Distribution - populations are very scattered in parts of this
distribution, so the map gives a misleading impression
The dusky meadow brown
flies in hot,
grassy, rocky places, and where found may be very numerous, gathering
in groups on nectar sources just like its relative, the meadow brown.
In my experience, however, it is quite local, and is absent from many
seemingly suitable places within its range. It usually comes on the
wing a little later than the meadow brown and stops flying earlier,
making it a creature of the hottest part of the year.
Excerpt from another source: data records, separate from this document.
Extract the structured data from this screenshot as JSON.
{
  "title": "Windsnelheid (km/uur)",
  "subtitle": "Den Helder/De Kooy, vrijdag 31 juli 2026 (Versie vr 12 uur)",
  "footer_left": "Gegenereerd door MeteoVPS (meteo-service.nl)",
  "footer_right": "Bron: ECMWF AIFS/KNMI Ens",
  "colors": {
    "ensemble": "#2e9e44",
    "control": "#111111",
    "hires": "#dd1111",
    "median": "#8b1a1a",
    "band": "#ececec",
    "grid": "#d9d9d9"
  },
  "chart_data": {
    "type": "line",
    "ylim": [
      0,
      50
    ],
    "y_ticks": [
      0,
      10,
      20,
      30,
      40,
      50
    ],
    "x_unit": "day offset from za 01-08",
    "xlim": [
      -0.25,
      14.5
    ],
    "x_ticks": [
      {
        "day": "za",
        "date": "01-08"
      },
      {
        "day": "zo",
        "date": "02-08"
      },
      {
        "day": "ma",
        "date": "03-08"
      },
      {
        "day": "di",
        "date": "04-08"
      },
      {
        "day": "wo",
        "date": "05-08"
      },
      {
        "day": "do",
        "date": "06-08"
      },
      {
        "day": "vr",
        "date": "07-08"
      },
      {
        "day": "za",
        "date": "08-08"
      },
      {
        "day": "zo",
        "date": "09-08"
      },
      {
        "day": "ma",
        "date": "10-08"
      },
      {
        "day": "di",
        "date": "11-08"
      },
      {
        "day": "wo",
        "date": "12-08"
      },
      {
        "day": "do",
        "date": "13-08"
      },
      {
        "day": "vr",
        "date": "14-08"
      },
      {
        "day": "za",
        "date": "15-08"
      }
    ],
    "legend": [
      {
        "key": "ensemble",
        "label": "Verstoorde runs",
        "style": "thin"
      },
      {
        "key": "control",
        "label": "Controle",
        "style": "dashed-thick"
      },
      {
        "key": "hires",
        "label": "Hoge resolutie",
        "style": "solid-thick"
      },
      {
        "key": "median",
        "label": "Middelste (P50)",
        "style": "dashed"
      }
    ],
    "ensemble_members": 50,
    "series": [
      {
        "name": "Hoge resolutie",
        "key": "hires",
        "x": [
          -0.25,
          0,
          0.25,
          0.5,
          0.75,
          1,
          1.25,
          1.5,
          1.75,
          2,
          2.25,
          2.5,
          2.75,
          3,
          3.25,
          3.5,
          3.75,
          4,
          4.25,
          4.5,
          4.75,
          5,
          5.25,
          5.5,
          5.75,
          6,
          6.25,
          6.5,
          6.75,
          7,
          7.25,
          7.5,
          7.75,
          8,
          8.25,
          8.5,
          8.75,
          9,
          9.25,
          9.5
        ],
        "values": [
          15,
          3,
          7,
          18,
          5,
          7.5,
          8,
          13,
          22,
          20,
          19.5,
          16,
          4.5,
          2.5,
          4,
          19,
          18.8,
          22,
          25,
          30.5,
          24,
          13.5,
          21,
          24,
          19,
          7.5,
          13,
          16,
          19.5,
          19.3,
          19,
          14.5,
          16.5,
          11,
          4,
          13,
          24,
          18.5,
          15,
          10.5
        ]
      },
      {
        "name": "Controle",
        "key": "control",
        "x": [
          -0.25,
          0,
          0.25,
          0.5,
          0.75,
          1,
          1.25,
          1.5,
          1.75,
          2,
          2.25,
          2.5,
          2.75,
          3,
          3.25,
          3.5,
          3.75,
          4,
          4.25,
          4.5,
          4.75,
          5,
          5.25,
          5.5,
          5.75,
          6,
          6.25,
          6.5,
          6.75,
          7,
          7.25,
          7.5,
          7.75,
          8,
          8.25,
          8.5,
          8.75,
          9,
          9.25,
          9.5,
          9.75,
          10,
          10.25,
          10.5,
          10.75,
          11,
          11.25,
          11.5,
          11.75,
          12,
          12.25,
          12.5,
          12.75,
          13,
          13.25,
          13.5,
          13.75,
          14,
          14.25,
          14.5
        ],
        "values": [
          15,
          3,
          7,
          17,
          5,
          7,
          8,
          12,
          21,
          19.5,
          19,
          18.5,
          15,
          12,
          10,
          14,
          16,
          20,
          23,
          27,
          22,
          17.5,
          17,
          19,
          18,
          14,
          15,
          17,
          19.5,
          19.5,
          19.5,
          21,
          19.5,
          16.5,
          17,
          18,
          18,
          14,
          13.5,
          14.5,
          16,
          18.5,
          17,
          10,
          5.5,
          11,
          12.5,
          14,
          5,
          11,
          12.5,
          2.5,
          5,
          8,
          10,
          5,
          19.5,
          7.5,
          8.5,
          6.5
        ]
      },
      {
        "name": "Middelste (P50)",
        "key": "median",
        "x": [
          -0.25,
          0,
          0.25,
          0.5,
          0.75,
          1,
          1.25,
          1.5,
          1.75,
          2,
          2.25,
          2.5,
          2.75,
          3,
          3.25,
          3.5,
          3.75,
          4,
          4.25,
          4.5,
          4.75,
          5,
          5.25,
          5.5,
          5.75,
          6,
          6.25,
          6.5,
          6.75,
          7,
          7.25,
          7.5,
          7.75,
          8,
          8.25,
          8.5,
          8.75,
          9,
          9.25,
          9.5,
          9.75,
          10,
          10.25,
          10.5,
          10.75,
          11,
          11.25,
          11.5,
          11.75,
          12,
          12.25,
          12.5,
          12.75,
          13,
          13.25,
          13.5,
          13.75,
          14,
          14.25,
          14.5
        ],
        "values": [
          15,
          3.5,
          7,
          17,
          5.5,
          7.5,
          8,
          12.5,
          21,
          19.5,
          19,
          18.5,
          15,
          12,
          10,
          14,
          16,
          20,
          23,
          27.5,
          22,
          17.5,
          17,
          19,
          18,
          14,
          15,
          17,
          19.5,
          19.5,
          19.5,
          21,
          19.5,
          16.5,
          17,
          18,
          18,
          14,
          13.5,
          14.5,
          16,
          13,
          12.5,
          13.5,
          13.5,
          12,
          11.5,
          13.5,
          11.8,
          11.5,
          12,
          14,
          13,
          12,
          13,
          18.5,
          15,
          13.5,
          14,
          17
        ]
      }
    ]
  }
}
Separation from the meadow brown is usually easy. It is on average
slightly smaller and never - ever - settles with the uppersides of the
wings showing. Therefore, as soon as a butterfly spreads its wings a
moment to bask, you know it is not this. The female has two eyespots on
the forewing underside, though the lower one is only visible when the
forewing is held up and not dropped below the hindwing. When visible,
the second eye is definitive. The male has just one eyespot beneath the
forewing. Both sexes have a dark line bordering the grey submarginal
region of the forewing underside, separating this from the orange
interior. This line is usually distinct and is much less marked in the
meadow brown. Much more similar to the dusky meadow brown is the
oriental meadow brown (which despite its name is found in Iberia and
the south of France as well as south-eastern Europe). If a male
upperside is glimpsed or photographed (for example, by fliming a
butterfly taking off), the narrow sex brand of the dusky meadow brown,
disrupted at the veins, is distinctive. Otherwise, identification is
tricky. The oriental meadow brown is said to have more scalloped
hindwings, but looking at photographs (I have yet to see the species in
the flesh) I find this an unreliable feature. Dusky meadow browns
sometimes have distinctly scalloped hindwings.
Larval foodplants are grasses, including fescues and brome grasses. It
is the caterpillars which hibernate, the adult butterflies flying in a
single generation from June to August.